Quant à l'impact du RMCAS sur le budget de l'Etat, contrairement aux propos qui nous avaient été tenus lors de sa mise en place, il s'avère nettement plus élevé que prévu. Le coût de ce nouveau système est supérieur à celui de l'ancien sans pour autant améliorer le statut social des bénéficiaires, ce qui est manifestement le plus grand échec du RMCAS.

Mme Laurence Fehlmann Rielle (S). Mesdames et Messieurs les députés, vous ne serez sans doute pas étonnés que ma position soit diamétralement opposée à celle de M. Kunz, qui semble confondre personnes encore à l'assistance et personnes bénéficiant du RMCAS; or, l'assistance est, jusqu'à nouvel ordre, remboursable.

Les auteurs du rapport qui nous est soumis relèvent un certain nombre de points positifs. Ils mettent notamment en évidence le fait que le RMCAS permet un traitement plus respectueux des personnes concernées que l'aide apportée dans le cadre de l'assistance publique. Cette situation est essentiellement due à la possibilité, pour le bénéficiaire, d'effectuer une contre-prestation. Cette dernière, pour le moins décriée, offre cependant aux individus particulièrement désinsérés de nouveaux points de repère. Cet élément est clairement souligné dans le rapport. Les détracteurs du RMR, qui avaient abondamment critiqué la contre-prestation comme étant un véritable oreiller de paresse, ne me paraissent donc pas du tout au fait de la réalité.
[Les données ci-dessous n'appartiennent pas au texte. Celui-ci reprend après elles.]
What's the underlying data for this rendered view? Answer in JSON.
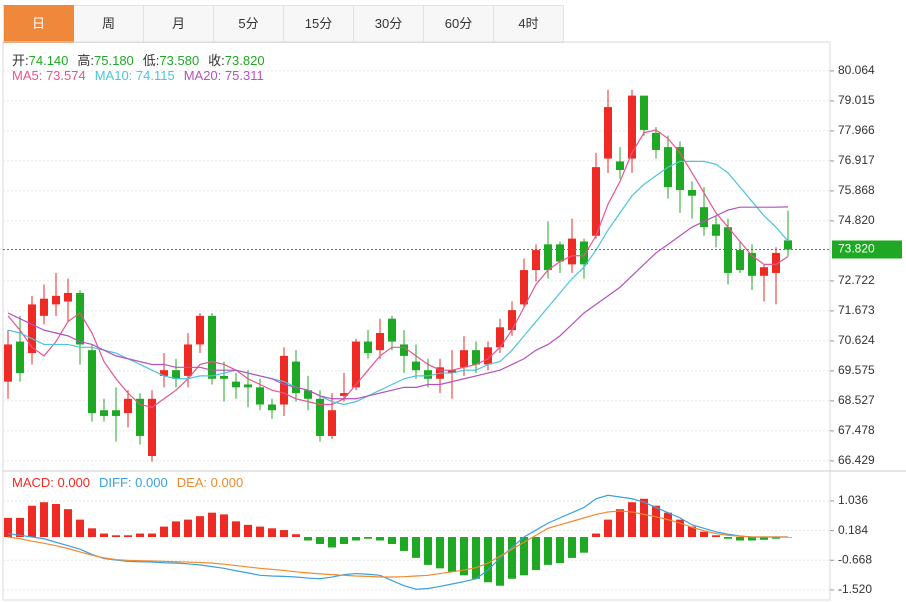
{
  "tabs": [
    "日",
    "周",
    "月",
    "5分",
    "15分",
    "30分",
    "60分",
    "4时"
  ],
  "active_tab": 0,
  "chart_data": [
    {
      "type": "candlestick",
      "info": [
        {
          "label": "开:",
          "value": "74.140"
        },
        {
          "label": "高:",
          "value": "75.180"
        },
        {
          "label": "低:",
          "value": "73.580"
        },
        {
          "label": "收:",
          "value": "73.820"
        }
      ],
      "up_color": "#ee2a24",
      "down_color": "#1fa823",
      "open": [
        69.2,
        70.6,
        70.2,
        71.5,
        71.9,
        72.0,
        72.3,
        70.3,
        68.2,
        68.2,
        68.1,
        68.6,
        66.6,
        69.4,
        69.6,
        69.4,
        70.5,
        71.5,
        69.4,
        69.2,
        69.1,
        69.0,
        68.4,
        68.4,
        69.9,
        68.9,
        68.6,
        67.3,
        68.7,
        69.0,
        70.6,
        70.3,
        71.4,
        70.5,
        69.9,
        69.6,
        69.3,
        69.5,
        69.7,
        70.3,
        69.8,
        70.4,
        71.0,
        71.9,
        73.1,
        74.0,
        74.0,
        73.3,
        74.1,
        74.3,
        77.0,
        76.9,
        77.0,
        79.2,
        77.9,
        77.4,
        77.4,
        75.9,
        75.3,
        74.7,
        74.6,
        73.8,
        73.7,
        72.9,
        73.0,
        74.14
      ],
      "high": [
        71.0,
        71.5,
        72.2,
        72.6,
        73.0,
        72.8,
        72.4,
        70.5,
        68.6,
        69.0,
        68.9,
        68.8,
        68.9,
        70.2,
        70.0,
        70.9,
        71.6,
        71.6,
        69.9,
        69.5,
        69.6,
        69.3,
        68.6,
        70.4,
        70.3,
        69.4,
        68.9,
        68.8,
        69.5,
        70.7,
        71.0,
        71.4,
        71.5,
        71.0,
        70.5,
        70.0,
        70.0,
        70.3,
        70.8,
        70.6,
        70.6,
        71.4,
        72.0,
        73.5,
        74.0,
        74.8,
        74.1,
        74.9,
        74.2,
        77.2,
        79.4,
        77.4,
        79.4,
        79.2,
        78.1,
        77.8,
        77.6,
        76.2,
        76.0,
        75.0,
        74.9,
        74.1,
        74.0,
        73.3,
        73.9,
        75.18
      ],
      "low": [
        68.6,
        69.2,
        69.8,
        71.2,
        71.5,
        71.3,
        69.8,
        67.8,
        67.8,
        67.1,
        67.6,
        67.0,
        66.4,
        69.0,
        69.0,
        69.0,
        70.2,
        69.1,
        68.5,
        68.6,
        68.3,
        68.2,
        67.9,
        68.0,
        68.5,
        68.2,
        67.1,
        67.2,
        68.5,
        68.9,
        70.0,
        70.0,
        70.3,
        69.5,
        69.3,
        69.0,
        68.8,
        68.6,
        69.4,
        69.5,
        69.6,
        70.2,
        70.8,
        71.8,
        72.7,
        72.8,
        73.0,
        73.0,
        72.8,
        74.2,
        76.5,
        76.3,
        76.5,
        77.8,
        77.0,
        75.6,
        75.1,
        74.9,
        74.3,
        73.9,
        72.6,
        73.0,
        72.4,
        72.0,
        71.9,
        73.58
      ],
      "close": [
        70.5,
        69.5,
        71.9,
        72.1,
        72.2,
        72.3,
        70.5,
        68.1,
        68.0,
        68.0,
        68.6,
        67.3,
        68.6,
        69.6,
        69.3,
        70.5,
        71.5,
        69.3,
        69.3,
        69.0,
        69.0,
        68.4,
        68.2,
        70.1,
        68.8,
        68.6,
        67.3,
        68.2,
        68.8,
        70.6,
        70.2,
        70.9,
        70.6,
        70.1,
        69.6,
        69.3,
        69.7,
        69.6,
        70.3,
        69.8,
        70.4,
        71.1,
        71.7,
        73.1,
        73.8,
        73.1,
        73.4,
        74.2,
        73.3,
        76.7,
        78.8,
        76.6,
        79.2,
        78.0,
        77.3,
        76.0,
        75.9,
        75.7,
        74.6,
        74.3,
        73.0,
        73.1,
        72.9,
        73.2,
        73.7,
        73.82
      ],
      "series": [
        {
          "name": "MA5: 73.574",
          "color": "#e8558c",
          "values": [
            71.5,
            71.0,
            70.4,
            70.1,
            70.6,
            71.3,
            71.6,
            70.9,
            69.9,
            69.3,
            68.8,
            68.4,
            68.3,
            68.6,
            68.9,
            69.3,
            69.8,
            69.9,
            69.8,
            69.6,
            69.3,
            69.1,
            68.9,
            68.8,
            68.6,
            68.5,
            68.4,
            68.4,
            68.6,
            69.1,
            69.6,
            70.1,
            70.4,
            70.4,
            70.1,
            69.8,
            69.6,
            69.6,
            69.7,
            69.8,
            70.0,
            70.4,
            71.0,
            71.8,
            72.6,
            73.1,
            73.4,
            73.6,
            73.6,
            74.3,
            75.4,
            76.2,
            77.2,
            77.9,
            78.0,
            77.7,
            77.2,
            76.5,
            75.8,
            75.1,
            74.6,
            74.1,
            73.6,
            73.3,
            73.3,
            73.574
          ]
        },
        {
          "name": "MA10: 74.115",
          "color": "#4cc4dc",
          "values": [
            71.0,
            70.9,
            70.7,
            70.5,
            70.5,
            70.5,
            70.4,
            70.4,
            70.3,
            70.2,
            70.0,
            69.8,
            69.6,
            69.4,
            69.3,
            69.3,
            69.4,
            69.4,
            69.5,
            69.6,
            69.5,
            69.4,
            69.3,
            69.2,
            69.0,
            68.9,
            68.7,
            68.5,
            68.4,
            68.5,
            68.7,
            68.9,
            69.1,
            69.3,
            69.4,
            69.4,
            69.5,
            69.5,
            69.6,
            69.6,
            69.8,
            69.9,
            70.3,
            70.8,
            71.3,
            71.8,
            72.3,
            72.8,
            73.2,
            73.8,
            74.5,
            75.1,
            75.7,
            76.1,
            76.4,
            76.7,
            76.9,
            76.9,
            76.9,
            76.8,
            76.5,
            76.0,
            75.5,
            75.0,
            74.6,
            74.115
          ]
        },
        {
          "name": "MA20: 75.311",
          "color": "#b452bf",
          "values": [
            71.6,
            71.4,
            71.2,
            71.0,
            70.9,
            70.8,
            70.6,
            70.5,
            70.3,
            70.1,
            70.0,
            69.9,
            69.8,
            69.8,
            69.7,
            69.7,
            69.7,
            69.6,
            69.6,
            69.6,
            69.5,
            69.4,
            69.3,
            69.1,
            69.0,
            68.9,
            68.7,
            68.6,
            68.6,
            68.6,
            68.7,
            68.8,
            68.9,
            69.0,
            69.0,
            69.1,
            69.1,
            69.2,
            69.3,
            69.4,
            69.5,
            69.6,
            69.8,
            70.0,
            70.3,
            70.5,
            70.8,
            71.2,
            71.6,
            71.9,
            72.2,
            72.5,
            72.9,
            73.3,
            73.7,
            74.0,
            74.3,
            74.6,
            74.8,
            75.0,
            75.2,
            75.3,
            75.3,
            75.3,
            75.3,
            75.311
          ]
        }
      ],
      "last_price": {
        "value": 73.82,
        "label": "73.820"
      },
      "ylim": [
        66.11,
        81.04
      ],
      "yticks": [
        80.064,
        79.015,
        77.966,
        76.917,
        75.868,
        {
          "value": 74.82,
          "label": "74.820"
        },
        72.722,
        71.673,
        70.624,
        69.575,
        68.527,
        67.478,
        66.429
      ],
      "grid": true
    },
    {
      "type": "macd",
      "up_color": "#ee2a24",
      "down_color": "#1fa823",
      "series": [
        {
          "name": "MACD: 0.000",
          "color": "#ee2a24",
          "values": [
            0.55,
            0.55,
            0.9,
            1.0,
            0.95,
            0.8,
            0.5,
            0.25,
            0.1,
            0.05,
            0.05,
            0.1,
            0.1,
            0.3,
            0.45,
            0.5,
            0.6,
            0.7,
            0.65,
            0.45,
            0.35,
            0.3,
            0.25,
            0.2,
            0.08,
            -0.1,
            -0.2,
            -0.3,
            -0.2,
            -0.1,
            -0.05,
            -0.1,
            -0.2,
            -0.4,
            -0.6,
            -0.8,
            -0.9,
            -1.0,
            -1.1,
            -1.2,
            -1.3,
            -1.4,
            -1.2,
            -1.1,
            -0.95,
            -0.8,
            -0.75,
            -0.6,
            -0.45,
            0.1,
            0.5,
            0.8,
            1.0,
            1.1,
            0.9,
            0.7,
            0.5,
            0.3,
            0.15,
            0.05,
            -0.05,
            -0.1,
            -0.1,
            -0.08,
            -0.05,
            0.0
          ]
        },
        {
          "name": "DIFF: 0.000",
          "color": "#3aa0e0",
          "values": [
            0.1,
            0.05,
            0.0,
            -0.05,
            -0.15,
            -0.25,
            -0.35,
            -0.5,
            -0.62,
            -0.66,
            -0.7,
            -0.71,
            -0.72,
            -0.74,
            -0.75,
            -0.77,
            -0.8,
            -0.85,
            -0.9,
            -0.97,
            -1.03,
            -1.1,
            -1.12,
            -1.13,
            -1.15,
            -1.18,
            -1.2,
            -1.15,
            -1.08,
            -1.05,
            -1.07,
            -1.1,
            -1.25,
            -1.4,
            -1.5,
            -1.48,
            -1.42,
            -1.35,
            -1.28,
            -1.2,
            -0.95,
            -0.6,
            -0.3,
            0.0,
            0.2,
            0.4,
            0.55,
            0.7,
            0.85,
            1.1,
            1.2,
            1.15,
            1.1,
            1.0,
            0.85,
            0.7,
            0.55,
            0.35,
            0.25,
            0.15,
            0.08,
            0.03,
            0.0,
            0.0,
            0.0,
            0.0
          ]
        },
        {
          "name": "DEA: 0.000",
          "color": "#f08a30",
          "values": [
            0.0,
            -0.05,
            -0.12,
            -0.18,
            -0.25,
            -0.33,
            -0.43,
            -0.52,
            -0.6,
            -0.65,
            -0.67,
            -0.68,
            -0.69,
            -0.7,
            -0.71,
            -0.72,
            -0.73,
            -0.75,
            -0.78,
            -0.82,
            -0.86,
            -0.9,
            -0.93,
            -0.96,
            -1.0,
            -1.03,
            -1.06,
            -1.08,
            -1.1,
            -1.12,
            -1.13,
            -1.15,
            -1.15,
            -1.14,
            -1.12,
            -1.1,
            -1.05,
            -1.0,
            -0.95,
            -0.88,
            -0.75,
            -0.55,
            -0.35,
            -0.15,
            0.05,
            0.25,
            0.35,
            0.45,
            0.55,
            0.65,
            0.72,
            0.75,
            0.72,
            0.65,
            0.58,
            0.5,
            0.4,
            0.28,
            0.18,
            0.1,
            0.05,
            0.02,
            0.0,
            0.0,
            0.0,
            0.0
          ]
        }
      ],
      "ylim": [
        -1.81,
        1.84
      ],
      "yticks": [
        1.036,
        0.184,
        -0.668,
        {
          "value": -1.52,
          "label": "-1.520"
        }
      ],
      "grid": true
    }
  ]
}
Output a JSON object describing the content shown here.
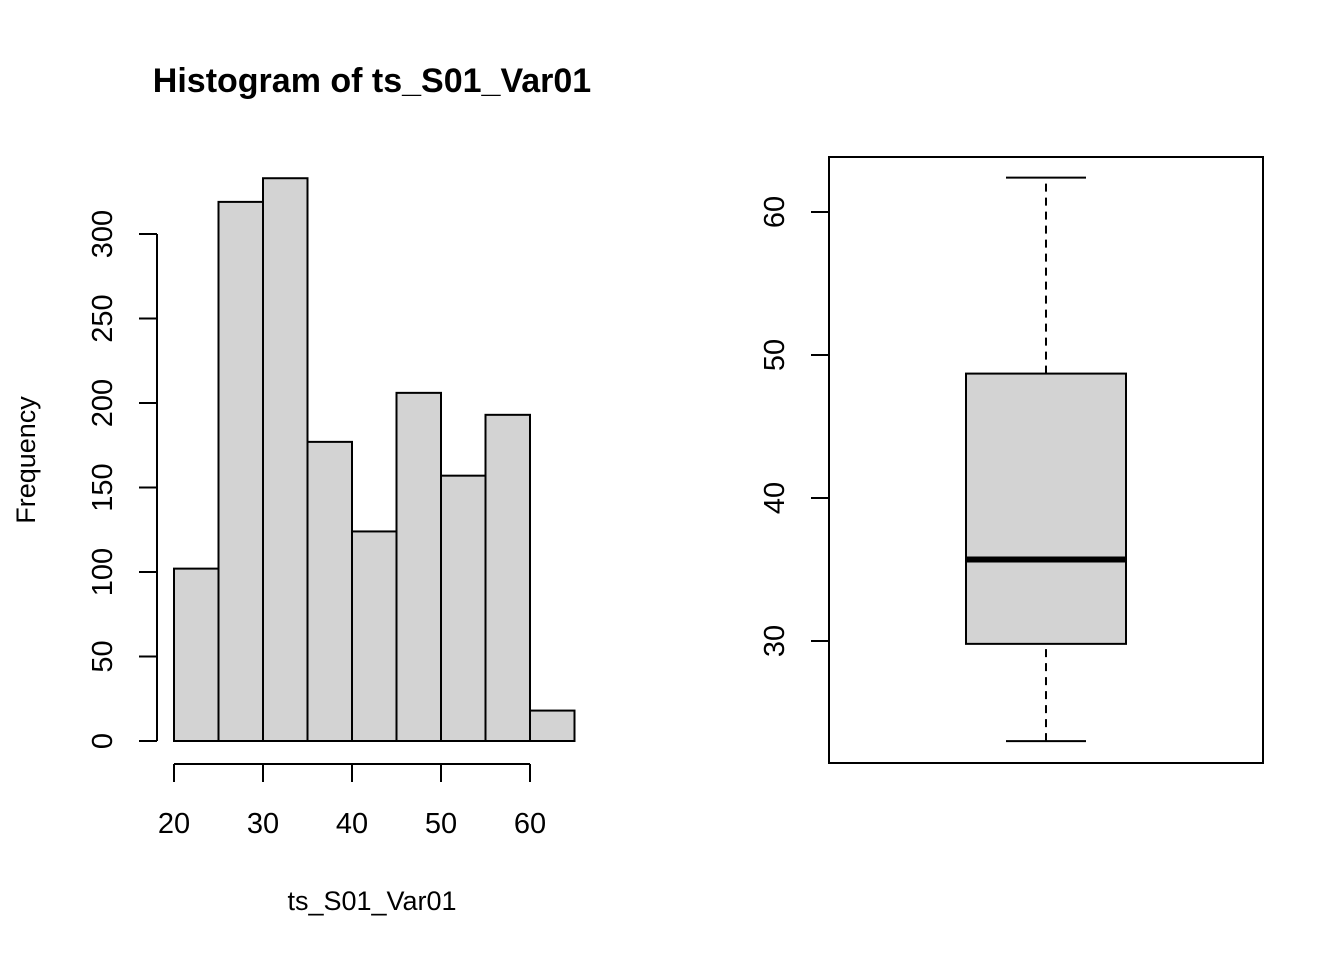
{
  "chart_data": [
    {
      "type": "bar",
      "subtype": "histogram",
      "title": "Histogram of ts_S01_Var01",
      "xlabel": "ts_S01_Var01",
      "ylabel": "Frequency",
      "bin_edges": [
        20,
        25,
        30,
        35,
        40,
        45,
        50,
        55,
        60,
        65
      ],
      "values": [
        102,
        319,
        333,
        177,
        124,
        206,
        157,
        193,
        18
      ],
      "xticks": [
        20,
        30,
        40,
        50,
        60
      ],
      "yticks": [
        0,
        50,
        100,
        150,
        200,
        250,
        300
      ],
      "xlim": [
        20,
        65
      ],
      "ylim": [
        0,
        333
      ],
      "bar_color": "#d3d3d3",
      "grid": false
    },
    {
      "type": "boxplot",
      "title": "",
      "xlabel": "",
      "ylabel": "",
      "stats": {
        "min": 23.0,
        "q1": 29.8,
        "median": 35.7,
        "q3": 48.7,
        "max": 62.4
      },
      "yticks": [
        30,
        40,
        50,
        60
      ],
      "ylim": [
        21.5,
        63.9
      ],
      "box_color": "#d3d3d3",
      "grid": false
    }
  ]
}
Les auteurs du rapport déplorent en outre l'absence de possibilité de contre-prestation dans le cadre de la formation, ce qui concerne plus particulièrement les jeunes. Un certain nombre d'éléments demandent donc à être améliorés. Cette absence pourrait cependant être due à un problème de travail en réseau entre les lieux de contre-prestation, les conseillers en emploi et les placeurs de l'OCE. Il conviendrait dès lors de développer davantage le travail en réseau, vocable interprété diversement par les uns et les autres. Il faut souligner que ce type de travail nécessite non seulement de la persévérance et des compétences spécifiques, mais également beaucoup de temps disponible, ce qui est souvent peu reconnu. Une politique plus volontariste serait à cet égard souhaitable.

Ce rapport est certes en demi-teintes. Il suscite des interrogations légitimes et soulève un certain nombre d'éléments dont il conviendrait de débattre en commission. Nous estimons toutefois qu'il va dans le bon sens; nous pouvons donc adhérer aux recommandations faites.

Je tiens néanmoins à souligner qu'une amélioration du système du RMCAS ne doit en aucun cas nous dispenser de poursuivre une politique cohérente en matière de traitement social du chômage. Je pense notamment aux occupations temporaires, qui font l'objet d'un projet de loi des partis de l'Entente auquel nous nous opposerons catégoriquement.

Pour revenir sur le RMCAS, il convient de rappeler que celui-ci se situe en bout de parcours et qu'à défaut d'avoir un meilleur système - soit l'instauration d'un véritable revenu minimum d'insertion - il faut poursuivre dans la direction adoptée pour continuer à améliorer le système.

Nous nous réjouissons de discuter de ces diverses questions en commission sociale.

M. Claude Aubert (L). J'aimerais reprendre quelques points figurant dans ce rapport, en particulier l'expérience des personnes sur le terrain. Je vous rappelle que ces personnes sont en contact direct avec la réalité, alors que les individus travaillant dans des bureaux s'occupent souvent davantage d'idées, d'idéologies ou de slogans.

Je citerai quelques propos tenus par les acteurs sur le terrain. L'un d'eux explique clairement la situation: «On pensait qu'on avait à faire à une population recyclable. C'est au moment où le service s'est mis en place et que les premiers clients sont arrivés qu'on a mesuré ce que cela signifiait que d'être chômeur en fin de droit, à savoir des difficultés psychologiques et physiques». Une autre personne émet la remarque suivante: «Et là, il y a des gens qui sont là depuis six ans. Donc, depuis six ans, il y a toujours la même histoire: on les prend, on alloue la prestation, on regarde un programme de réinsertion. On fait toujours comme s'il y avait une solution par le travail, alors que la solution par le travail, elle n'existe pas». Enfin, une troisième personne tient les propos suivants: «En ce qui concerne les objectifs, on vit dans une hypocrisie absolument terrible». Ces critiques de personnes actives sur le terrain, qui ne concernent pas simplement des chômeurs en fin de droit mais de véritables exclus, correspondent aux analyses faites dans la littérature consacrée à ce sujet. Il est par conséquent extrêmement dommage que ce rapport n'en tienne pas compte.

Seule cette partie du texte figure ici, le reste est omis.